Avec Naja et Michèle, elles commentaient le journal de 13 heures, puis regardaient ensemble l’émission Aujourd’hui Madame, destinée aux femmes au foyer. Le thème de ce 1er juillet 1976 était « Le viol, est-ce que ça existe ? ». Un homme répondait : « Ça dépend de leur tenue vestimentaire. C’est leur façon d’aguicher les passants qui fait qu’elles se font violer. » « Est-ce que toutes les femmes ont envie de se faire violer ? » « Je pense, oui. »
Les ruptures violentes donnent souvent des raisons supplémentaires de couper les ponts. Elles attisent la colère et rendent définitif ce qui était encore rattrapable. Le mot de trop, la phrase jetée en l’air, toutes ces réactions brutales ne sont que des tours de l’esprit pour se convaincre soi-même.
L’ex-professeure s’était prise d’affection pour son jeune voisin et l’accompagnait tous les mercredis à la bibliothèque. Elle lui expliquait les pouvoirs magiques des livres et de la littérature : « Peu importe d’où tu viens, peu importe la tête que tu as, si tu connais la correspondance de Flaubert, quelques vers de Rimbaud et la musique de Proust, tu as les passeports diplomatiques de toutes les sociétés et de tous les États. Le seul trait d’union entre les hommes c’est la culture, cette culture qu’on dit élitiste mais qui est universelle car elle a traversé les siècles. Les sonates de Beethoven sont arrivées jusqu’à nous parce qu’il y a dans cet art, comme dans la musique classique arabe ou le chant des oiseaux, une permanence du sentiment, une sorte d’âme supérieure. L’excellence de l’art dépasse les préférences, elle est la caisse de résonance de Dieu… »

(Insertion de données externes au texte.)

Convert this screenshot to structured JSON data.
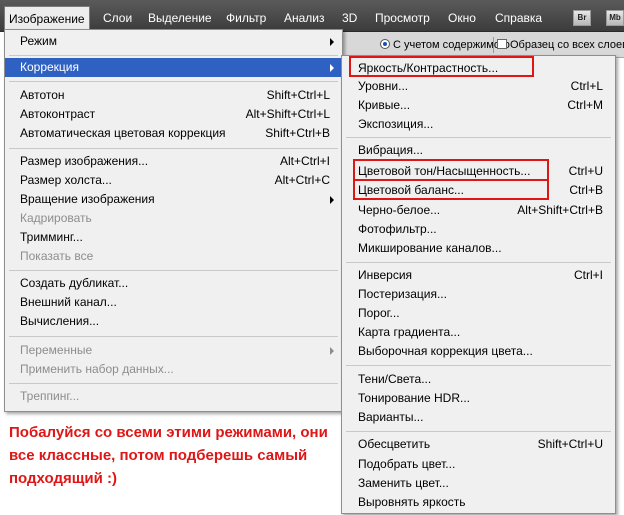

En traversant les grandes artères, ils comprenaient qu’une distance ne se mesurait pas en kilomètres. Celle qui séparait Paris de leur cité leur semblait infinie : les immeubles haussmanniens, avec leurs pierres de taille, leurs garde-corps en fer forgé, avaient été construits pour durer là où, en l’espace de trente ans, les murs de leur cité s’effritaient déjà. Ils voyaient que les bâtiments parisiens les plus décatis conservaient le charme de l’ancien. Ils savaient que ceux-là seraient rénovés, en ce qu’ils constituaient des morceaux d’héritage. Des générations de familles habitaient et habiteront ces murs. Amir et Miloud faisaient partie de la classe des déshérités, ceux dont les logements mêmes sont des invitations au départ. Ils avaient le sentiment par moments de vivre dans un lazaret, une île pour pestiférés. Aucun Parisien ne s’aventurait jamais dans leur banlieue, et moins ils s’y rendaient, plus la distance entre ces deux mondes s’allongeait, entourée de craintes, de fantasmes et de peur.

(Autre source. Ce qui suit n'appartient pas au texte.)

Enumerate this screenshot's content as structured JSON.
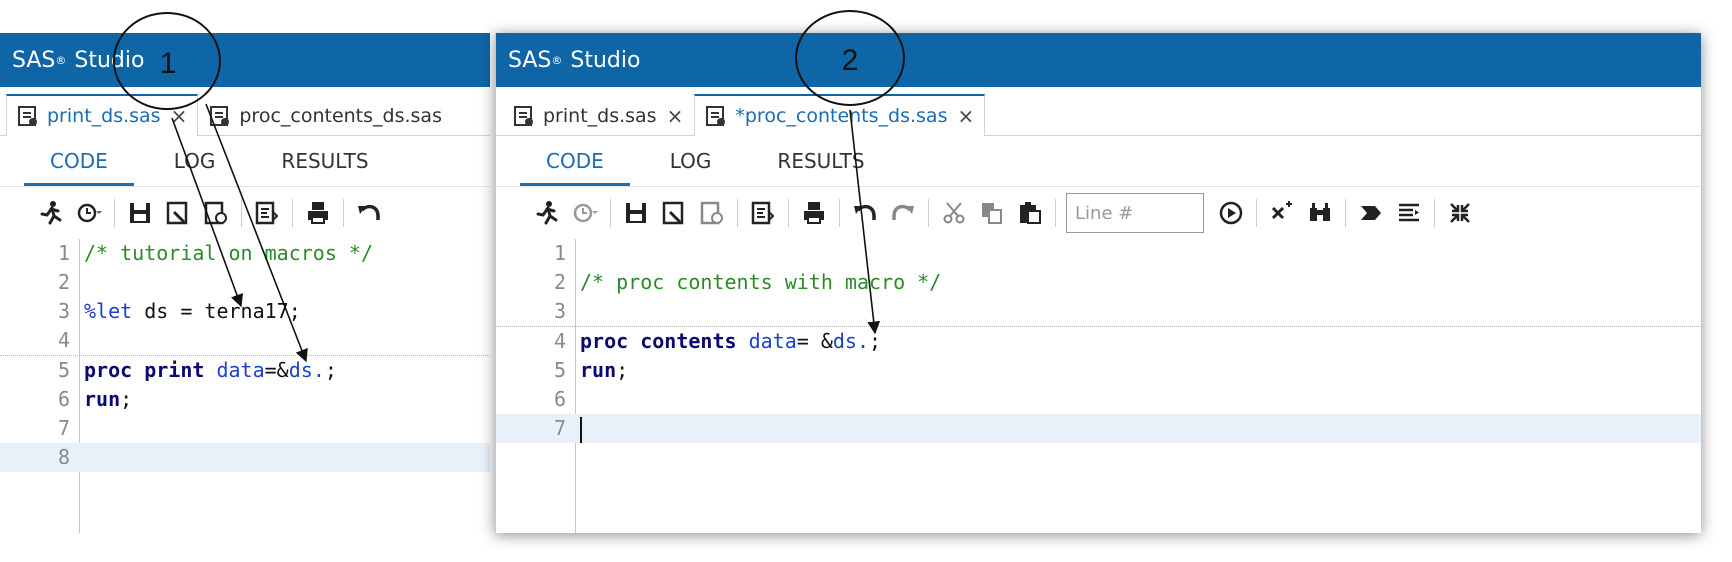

Avec le temps, on ne sait plus faire semblant. Croire qu’on apprend avec l’expérience est une vue de l’esprit : on apprend surtout à désapprendre, on se débarrasse, on se dépouille.
Naja aimait la France malgré tout. Elle répétait : « L’Algérie et la France sont des sœurs empêchées. Elles n’ont pas réussi à vivre ensemble, mais n’ont jamais su vivre l’une sans l’autre. » Nour ressentait de la colère à l’égard du pays qui lui avait pris son grand-père, qui avait épuisé son père et laissé sa famille croupir dans une banlieue sordide. Sa mère lui répondait toujours : « Rentre en Algérie si tu veux », elle savait très bien que Nour ignorait tout de son pays d’origine, même la langue.